In a jurisdiction where protection of the public is the all-important consideration, an alternative order would be to prevent application for further practising certificate until such time as a psychiatrist declared the solicitor sufficiently recovered from his depression to be able to sustain a specified form of practise. If the solicitor recovers fully earlier than 1 July 2011, why should he not be entitled to practise under a full practising certificate? His mental health would no doubt be the subject of an inquiry for the purposes of assessing his fitness for practise at that time. If the solicitor makes no progress, and an order preventing him from making a further application for a practising certificate is justified, why should he be entitled to apply for a practising certificate? I must confess that I do not really understand why, in cases like this, involving no moral obloquy on the part of the solicitor (for that, as I apprehend it, was the finding: see, e.g. ) orders preventing a practitioner from applying for a practising certificate are appropriate, given that the very question for determination in an application for a practising certificate is whether the applicant is fit (which includes medically fit) for practice of the kind the applicant has applied to engage in. Specific deterrence is one justification put up. But one can only imagine that an order of this kind would further depress the solicitor and promote recidivism. General deterrence is another. But using the mentally ill as vehicles for general deterrence is rightly not generally considered fair. There is no protection of the public consideration. The public are protected already by the practitioner not having a practising certificate, and by the fitness for practice test which must be hurdled before a certificate will be granted.

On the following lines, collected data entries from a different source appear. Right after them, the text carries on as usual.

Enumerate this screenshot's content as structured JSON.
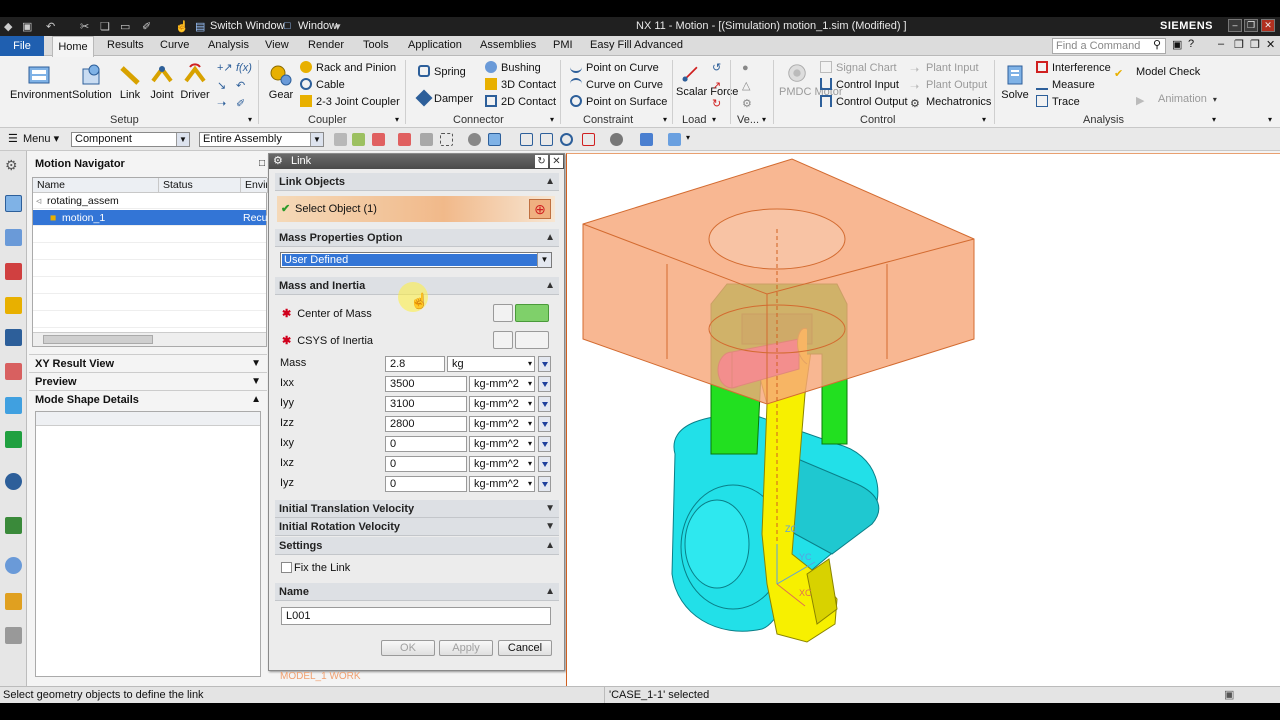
{
  "window": {
    "title": "NX 11 - Motion - [(Simulation) motion_1.sim (Modified) ]",
    "brand": "SIEMENS",
    "switch_window": "Switch Window",
    "window_menu": "Window"
  },
  "tabs": [
    "File",
    "Home",
    "Results",
    "Curve",
    "Analysis",
    "View",
    "Render",
    "Tools",
    "Application",
    "Assemblies",
    "PMI",
    "Easy Fill Advanced"
  ],
  "find_command_placeholder": "Find a Command",
  "ribbon": {
    "setup": {
      "label": "Setup",
      "buttons": [
        "Environment",
        "Solution",
        "Link",
        "Joint",
        "Driver"
      ]
    },
    "coupler": {
      "label": "Coupler",
      "gear": "Gear",
      "items": [
        "Rack and Pinion",
        "Cable",
        "2-3 Joint Coupler"
      ]
    },
    "connector": {
      "label": "Connector",
      "items": [
        "Spring",
        "Damper",
        "Bushing",
        "3D Contact",
        "2D Contact"
      ]
    },
    "constraint": {
      "label": "Constraint",
      "items": [
        "Point on Curve",
        "Curve on Curve",
        "Point on Surface"
      ]
    },
    "load": {
      "label": "Load",
      "scalar_force": "Scalar Force"
    },
    "ve": {
      "label": "Ve..."
    },
    "control": {
      "label": "Control",
      "pmdc": "PMDC Motor",
      "items": [
        "Signal Chart",
        "Control Input",
        "Control Output",
        "Plant Input",
        "Plant Output",
        "Mechatronics"
      ]
    },
    "analysis": {
      "label": "Analysis",
      "solve": "Solve",
      "items": [
        "Interference",
        "Measure",
        "Trace",
        "Model Check",
        "Animation"
      ]
    }
  },
  "toolbar": {
    "menu": "Menu",
    "filter": "Component",
    "scope": "Entire Assembly"
  },
  "navigator": {
    "title": "Motion Navigator",
    "columns": [
      "Name",
      "Status",
      "Envir"
    ],
    "rows": [
      {
        "name": "rotating_assem",
        "status": "",
        "env": ""
      },
      {
        "name": "motion_1",
        "status": "",
        "env": "Recu"
      }
    ],
    "panels": [
      "XY Result View",
      "Preview",
      "Mode Shape Details"
    ]
  },
  "dialog": {
    "title": "Link",
    "link_objects": "Link Objects",
    "select_object": "Select Object (1)",
    "mass_properties_option": "Mass Properties Option",
    "mass_option_value": "User Defined",
    "mass_and_inertia": "Mass and Inertia",
    "center_of_mass": "Center of Mass",
    "csys_of_inertia": "CSYS of Inertia",
    "fields": [
      {
        "label": "Mass",
        "value": "2.8",
        "unit": "kg"
      },
      {
        "label": "Ixx",
        "value": "3500",
        "unit": "kg-mm^2"
      },
      {
        "label": "Iyy",
        "value": "3100",
        "unit": "kg-mm^2"
      },
      {
        "label": "Izz",
        "value": "2800",
        "unit": "kg-mm^2"
      },
      {
        "label": "Ixy",
        "value": "0",
        "unit": "kg-mm^2"
      },
      {
        "label": "Ixz",
        "value": "0",
        "unit": "kg-mm^2"
      },
      {
        "label": "Iyz",
        "value": "0",
        "unit": "kg-mm^2"
      }
    ],
    "initial_translation_velocity": "Initial Translation Velocity",
    "initial_rotation_velocity": "Initial Rotation Velocity",
    "settings": "Settings",
    "fix_the_link": "Fix the Link",
    "name_section": "Name",
    "name_value": "L001",
    "ok": "OK",
    "apply": "Apply",
    "cancel": "Cancel"
  },
  "viewport": {
    "work_label": "MODEL_1 WORK",
    "axis_labels": [
      "ZC",
      "YC",
      "XC"
    ]
  },
  "status": {
    "left": "Select geometry objects to define the link",
    "right": "'CASE_1-1' selected"
  },
  "colors": {
    "file_tab": "#1f5fb0",
    "block": "#f6a77a",
    "cyan_part": "#22e0e8",
    "yellow_part": "#f7f000",
    "green_part": "#22e020",
    "magenta_pin": "#e020e0",
    "selection": "#3375d6"
  }
}
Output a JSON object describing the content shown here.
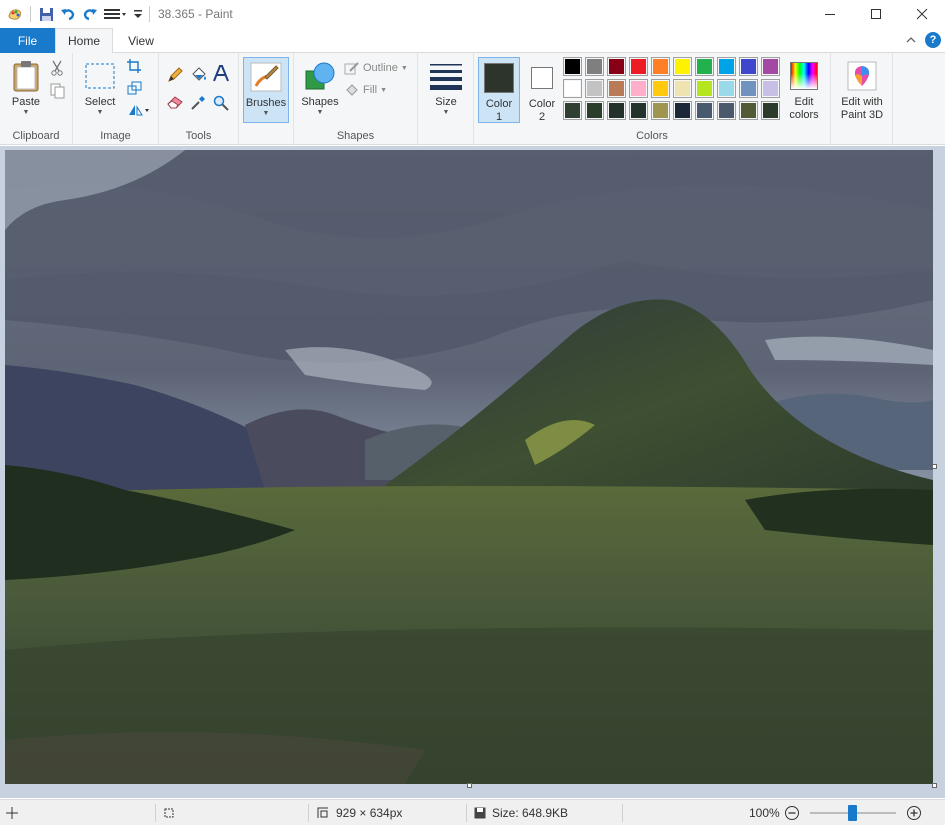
{
  "window": {
    "title": "38.365 - Paint"
  },
  "tabs": {
    "file": "File",
    "home": "Home",
    "view": "View"
  },
  "clipboard": {
    "paste": "Paste",
    "label": "Clipboard"
  },
  "image": {
    "select": "Select",
    "label": "Image"
  },
  "tools": {
    "label": "Tools"
  },
  "brushes": {
    "label": "Brushes"
  },
  "shapes": {
    "shapes": "Shapes",
    "outline": "Outline",
    "fill": "Fill",
    "label": "Shapes"
  },
  "size": {
    "label": "Size"
  },
  "colors": {
    "color1": "Color",
    "color1_num": "1",
    "color2": "Color",
    "color2_num": "2",
    "edit": "Edit",
    "edit2": "colors",
    "label": "Colors",
    "color1_value": "#2c342c",
    "color2_value": "#ffffff",
    "palette": [
      "#000000",
      "#7f7f7f",
      "#880015",
      "#ed1c24",
      "#ff7f27",
      "#fff200",
      "#22b14c",
      "#00a2e8",
      "#3f48cc",
      "#a349a4",
      "#ffffff",
      "#c3c3c3",
      "#b97a57",
      "#ffaec9",
      "#ffc90e",
      "#efe4b0",
      "#b5e61d",
      "#99d9ea",
      "#7092be",
      "#c8bfe7",
      "#2f3f31",
      "#2b3d2b",
      "#24302a",
      "#23342c",
      "#a09550",
      "#1c2838",
      "#4a5a6e",
      "#4a5a6c",
      "#525a36",
      "#2c3a2c"
    ]
  },
  "paint3d": {
    "line1": "Edit with",
    "line2": "Paint 3D"
  },
  "status": {
    "dimensions": "929 × 634px",
    "filesize": "Size: 648.9KB",
    "zoom": "100%",
    "zoom_minus": "−",
    "zoom_plus": "+"
  }
}
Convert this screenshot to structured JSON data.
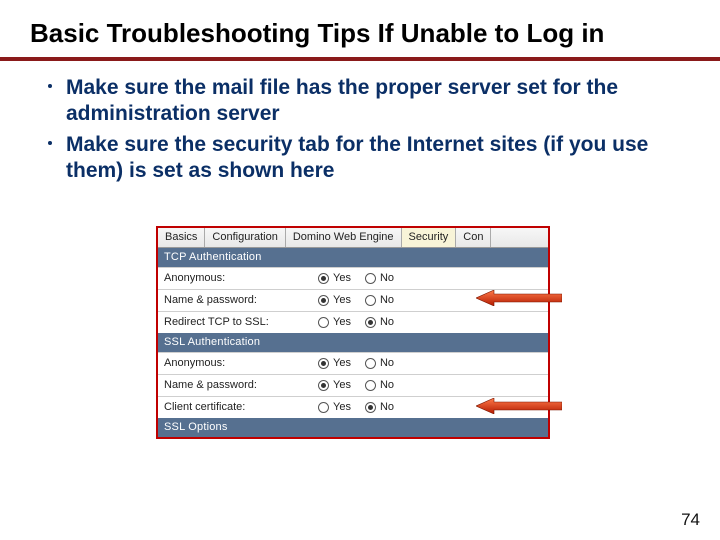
{
  "title": "Basic Troubleshooting Tips If Unable to Log in",
  "bullets": [
    "Make sure the mail file has the proper server set for the administration server",
    "Make sure the security tab for the Internet sites (if you use them) is set as shown here"
  ],
  "tabs": {
    "items": [
      "Basics",
      "Configuration",
      "Domino Web Engine",
      "Security",
      "Con"
    ],
    "active_index": 3
  },
  "sections": [
    {
      "header": "TCP Authentication",
      "rows": [
        {
          "label": "Anonymous:",
          "selected": "Yes"
        },
        {
          "label": "Name & password:",
          "selected": "Yes"
        },
        {
          "label": "Redirect TCP to SSL:",
          "selected": "No"
        }
      ]
    },
    {
      "header": "SSL Authentication",
      "rows": [
        {
          "label": "Anonymous:",
          "selected": "Yes"
        },
        {
          "label": "Name & password:",
          "selected": "Yes"
        },
        {
          "label": "Client certificate:",
          "selected": "No"
        }
      ]
    },
    {
      "header": "SSL Options",
      "rows": []
    }
  ],
  "options": {
    "yes": "Yes",
    "no": "No"
  },
  "page_number": "74"
}
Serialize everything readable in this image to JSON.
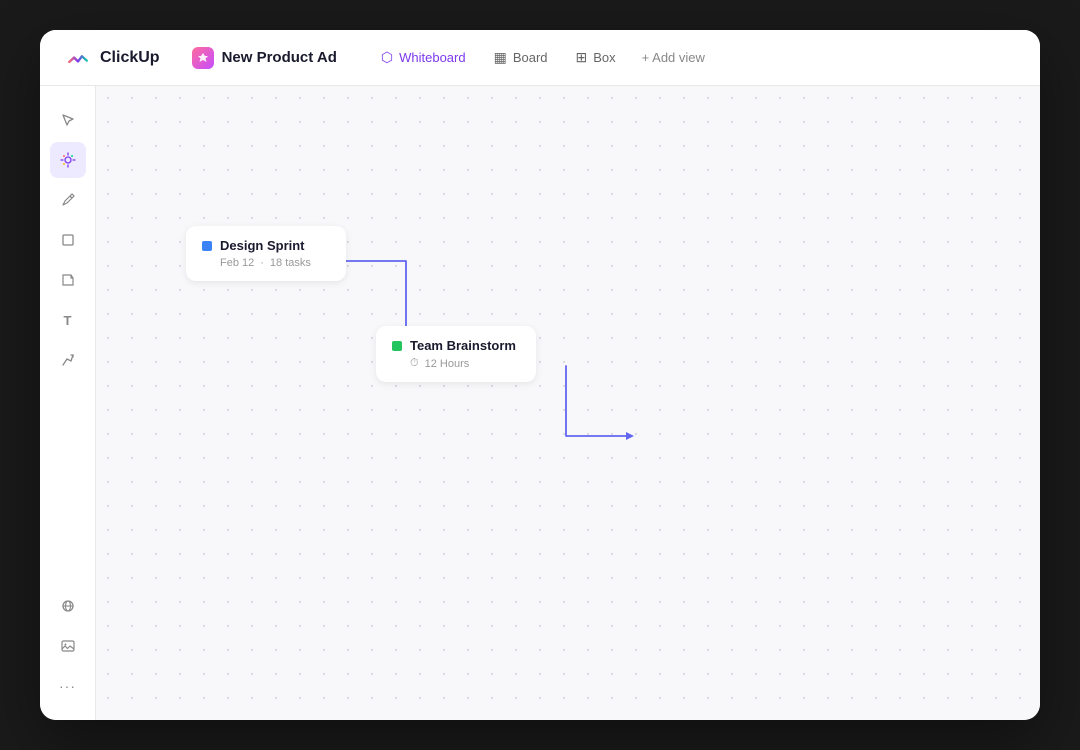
{
  "app": {
    "name": "ClickUp"
  },
  "header": {
    "project_name": "New Product Ad",
    "nav_items": [
      {
        "id": "whiteboard",
        "label": "Whiteboard",
        "icon": "⬡",
        "active": true
      },
      {
        "id": "board",
        "label": "Board",
        "icon": "▦"
      },
      {
        "id": "box",
        "label": "Box",
        "icon": "⊞"
      }
    ],
    "add_view_label": "+ Add view"
  },
  "toolbar": {
    "tools": [
      {
        "id": "cursor",
        "icon": "⬆",
        "label": "Cursor"
      },
      {
        "id": "draw",
        "icon": "✦",
        "label": "Draw"
      },
      {
        "id": "pen",
        "icon": "✏",
        "label": "Pen"
      },
      {
        "id": "rect",
        "icon": "□",
        "label": "Rectangle"
      },
      {
        "id": "note",
        "icon": "⬕",
        "label": "Note"
      },
      {
        "id": "text",
        "icon": "T",
        "label": "Text"
      },
      {
        "id": "connector",
        "icon": "↗",
        "label": "Connector"
      },
      {
        "id": "globe",
        "icon": "⊕",
        "label": "Embed"
      },
      {
        "id": "image",
        "icon": "⬚",
        "label": "Image"
      },
      {
        "id": "more",
        "icon": "···",
        "label": "More"
      }
    ]
  },
  "canvas": {
    "cards": [
      {
        "id": "design-sprint",
        "title": "Design Sprint",
        "color": "blue",
        "meta_date": "Feb 12",
        "meta_tasks": "18 tasks"
      },
      {
        "id": "team-brainstorm",
        "title": "Team Brainstorm",
        "color": "green",
        "meta_icon": "🕐",
        "meta_detail": "12 Hours"
      }
    ]
  }
}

The profession has counsellors available. The Law Institute is associated with Law Care. I have dealt with the counsellor, Michael Clareborough, on a number of occasions. Law Institute members can get more information here. My clients, not all have gone to see him without a degree of being told to do so, have said he is good. That is my impression too. This is a major advance. But I wonder whether there is a proactive mechanism whereby people like this solicitor whom the authorities obviously accept to be unwell are contacted and offered assistance. In my view there should be. Such succour should be funded by the profession.